Many companies spend huge amounts of time and money on marketing, only to run into a brick wall of customer indifference. Occasionally you find a really great product that meets a pressing customer need in a new and relevant way. In these cases, growth comes organically and users adopt the product via word of mouth (like Deliveroo in the early days) or the product goes viral (think Slack, Dropbox, etc).
The visual collaboration platform Miro, formerly RealtimeBoard, whose Series A round Accel is thrilled to be leading, is one of those rare products.
To explain why, it’s useful to think about how people work collaboratively at the moment, especially in distributed teams. It’s an unwieldy mix of different tools and solutions: we send emails, work on shared documents, use videoconferencing, take photographs of our notes and then send more emails.
Miro brings all of that workflow together in one place. It’s a flexible virtual canvas (whiteboard) for visual collaboration.
Whether it’s for agile management in remote teams, product development or UX, it becomes a one-stop-shop for the whole project, integrating with all the usual suspects from G Suite to Atlassian, Dropbox, and Slack. And it differs from project management tools such as Trello and Asana, as a very flexible product designed to work at the brainstorming stage of a project.
There is simply no other product out there which allows teams to organize all of their creative thinking, from all its various sources, and then to take it forward into implementation. And this is reflected in the fact that their platform has attracted over 2 million users and a broad range of companies amongst its 8,000 paying customers including Cisco, Skyscanner, Netflix, and Twitter.
I first met Andrey Khusid, the co-founder and CEO of Miro a year ago, and really liked his vision. I reconnected with him earlier this year and was impressed with their progress. And when I realized that many of our portfolio companies use the product, I knew that the company was onto something special. The tipping point in deciding to invest was speaking with customers who describe themselves as fans rather than users. I still remember one particular call when the CTO of a large blue-chip technology company told me that the product “spreads like wildfire within the organization”; I hung up and booked my plane ticket to spend more time with the company.
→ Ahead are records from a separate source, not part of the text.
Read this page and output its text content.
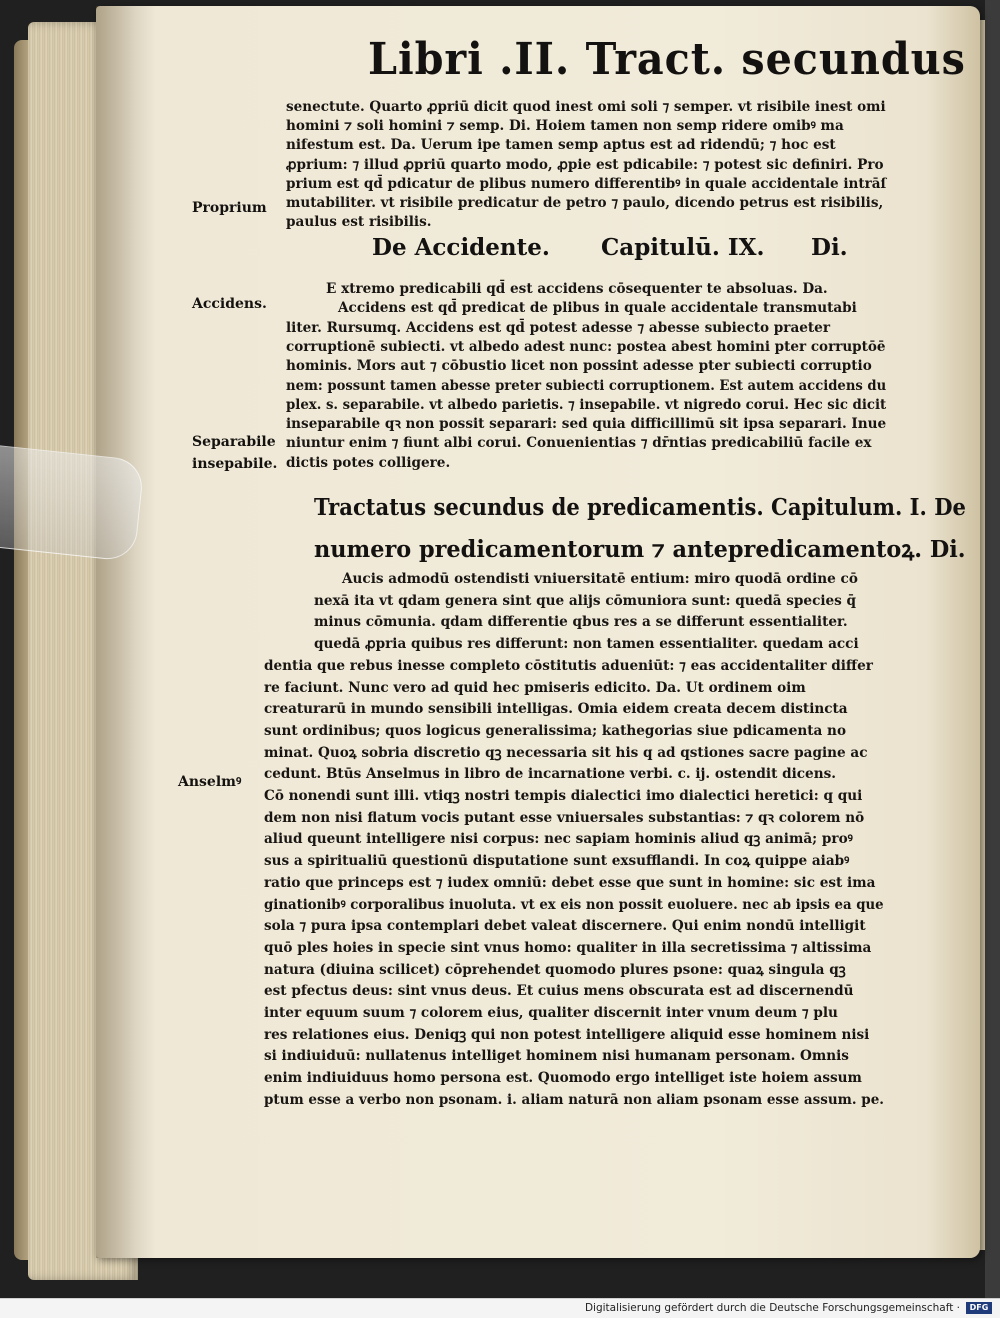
Libri .II. Tract. secundus
senectute. Quarto ꝓpriū dicit quod inest omi soli ⁊ semper. vt risibile inest omi
homini ⁊ soli homini ⁊ semp. Di. Hoiem tamen non semp ridere omibꝰ ma
nifestum est. Da. Uerum ipe tamen semp aptus est ad ridendū; ⁊ hoc est
ꝓprium: ⁊ illud ꝓpriū quarto modo, ꝓpie est pdicabile: ⁊ potest sic definiri. Pro
prium est qd̄ pdicatur de plibus numero differentibꝰ in quale accidentale intrāſ
mutabiliter. vt risibile predicatur de petro ⁊ paulo, dicendo petrus est risibilis,
paulus est risibilis.
Proprium
De Accidente. Capitulū. IX. Di.
Accidens.
E xtremo predicabili qd̄ est accidens cōsequenter te absoluas. Da.
Accidens est qd̄ predicat de plibus in quale accidentale transmutabi
liter. Rursumq. Accidens est qd̄ potest adesse ⁊ abesse subiecto praeter
corruptionē subiecti. vt albedo adest nunc: postea abest homini pter corruptōē
hominis. Mors aut ⁊ cōbustio licet non possint adesse pter subiecti corruptio
nem: possunt tamen abesse preter subiecti corruptionem. Est autem accidens du
plex. s. separabile. vt albedo parietis. ⁊ insepabile. vt nigredo corui. Hec sic dicit
inseparabile qꝛ non possit separari: sed quia difficillimū sit ipsa separari. Inue
niuntur enim ⁊ fiunt albi corui. Conuenientias ⁊ dr̄ntias predicabiliū facile ex
dictis potes colligere.
Separabile
insepabile.
Tractatus secundus de predicamentis. Capitulum. I. De
numero predicamentorum ⁊ antepredicamentoꝝ. Di.
Aucis admodū ostendisti vniuersitatē entium: miro quodā ordine cō
nexā ita vt qdam genera sint que alijs cōmuniora sunt: quedā species q̄
minus cōmunia. qdam differentie qbus res a se differunt essentialiter.
quedā ꝓpria quibus res differunt: non tamen essentialiter. quedam acci
dentia que rebus inesse completo cōstitutis adueniūt: ⁊ eas accidentaliter differ
re faciunt. Nunc vero ad quid hec pmiseris edicito. Da. Ut ordinem oim
creaturarū in mundo sensibili intelligas. Omia eidem creata decem distincta
sunt ordinibus; quos logicus generalissima; kathegorias siue pdicamenta no
minat. Quoꝝ sobria discretio qꝫ necessaria sit his q ad qstiones sacre pagine ac
cedunt. Btūs Anselmus in libro de incarnatione verbi. c. ij. ostendit dicens.
Cō nonendi sunt illi. vtiqꝫ nostri tempis dialectici imo dialectici heretici: q qui
dem non nisi flatum vocis putant esse vniuersales substantias: ⁊ qꝛ colorem nō
aliud queunt intelligere nisi corpus: nec sapiam hominis aliud qꝫ animā; proꝰ
sus a spiritualiū questionū disputatione sunt exsufflandi. In coꝝ quippe aiabꝰ
ratio que princeps est ⁊ iudex omniū: debet esse que sunt in homine: sic est ima
ginationibꝰ corporalibus inuoluta. vt ex eis non possit euoluere. nec ab ipsis ea que
sola ⁊ pura ipsa contemplari debet valeat discernere. Qui enim nondū intelligit
quō ples hoies in specie sint vnus homo: qualiter in illa secretissima ⁊ altissima
natura (diuina scilicet) cōprehendet quomodo plures psone: quaꝝ singula qꝫ
est pfectus deus: sint vnus deus. Et cuius mens obscurata est ad discernendū
inter equum suum ⁊ colorem eius, qualiter discernit inter vnum deum ⁊ plu
res relationes eius. Deniqꝫ qui non potest intelligere aliquid esse hominem nisi
si indiuiduū: nullatenus intelliget hominem nisi humanam personam. Omnis
enim indiuiduus homo persona est. Quomodo ergo intelliget iste hoiem assum
ptum esse a verbo non psonam. i. aliam naturā non aliam psonam esse assum. pe.
Anselmꝰ
Digitalisierung gefördert durch die Deutsche Forschungsgemeinschaft ·	DFG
Over the course of the next several weeks I followed Andrey to San Francisco, Tel Aviv and Perm, Russia - where they have part of the product team, and – (fun fact) where it snowed on the first day of summer! The team showed me how they wanted to take the visual collaboration world by storm, and I showed them how Accel is the best partner for this journey. With 35 years of experience of scaling global technology companies and as early backers of the biggest collaboration companies, including Atlassian, Slack, Dropbox, and others, Accel is really well placed to help Miro create a new category in visual collaboration.
We are all excited about a more visual future!